Dr. Villeneuve, Dr. Rowson Love, and Jay Boda gave a presentation titled “The Beauty or the Beast? Advancing Visitor-Centered Exhibitions” in which they explored a new, innovative model of collaborative museum curation. The model, termed as edu-curation, involves educators and evaluators coming together to facilitate collaboration in visitor-centered research and exhibitions.
To add a visual aspect to the presentation, Jay Boda created a short video titled “Beauty or the Beast- Final Leicester (MEX2).”
In addition, Dr. Rowson Love gave a separate presentation titled “From Mosh Pit to Mash-Up: Global Contemporary and Millennial Participation in Museum Fundraising and Volunteership” in a session along with Dr. Yuha Jung from the University of Kentucky. Together, they used music samples to explore the concept of systems thinking for museums to engage the Millennial generation (born between 1980 and 2000) as patrons.
Their presentation examined the applicability of systems thinking to museum management in order to address challenges related to fundraising.

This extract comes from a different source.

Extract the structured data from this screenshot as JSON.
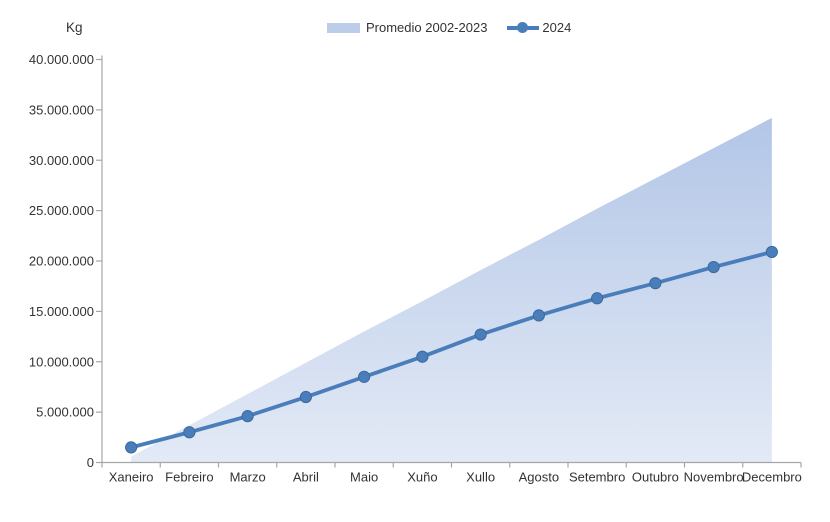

These challenges, especially in the United States’ context, are the increasing diversity of demographics, decreasing government funding for museums, and different giving patterns of the Millennial generation.
Dr. Rowson Love and Dr. Jung explained that musically, a mash-up is formed by taking complex and synergetic sounds and forms, creating new interconnected music. A mash-up is a fitting metaphor for thinking about the global contemporary influence on museums today and is closely related to the theory of systems thinking.
Unlike the conventional model, systems thinking applied to museums sees them as very complex open systems whose elements affect each other and are part of a larger environment. Using systems thinking to manage museums encourages museum professionals to draw ideas from beyond museum practices and include ideas from different museum professionals, departments, and community members through team-based network model. As a result, this perspective forces museums to create new ‘mash-up’ practice that is based on multiple perspectives and reflects dynamic changes in their external environment.
The department congratulates Dr. Villeneuve, Dr. Rowson Love, and Jay Boda on their dynamic presentations and looks forward to hearing more from the MEX program.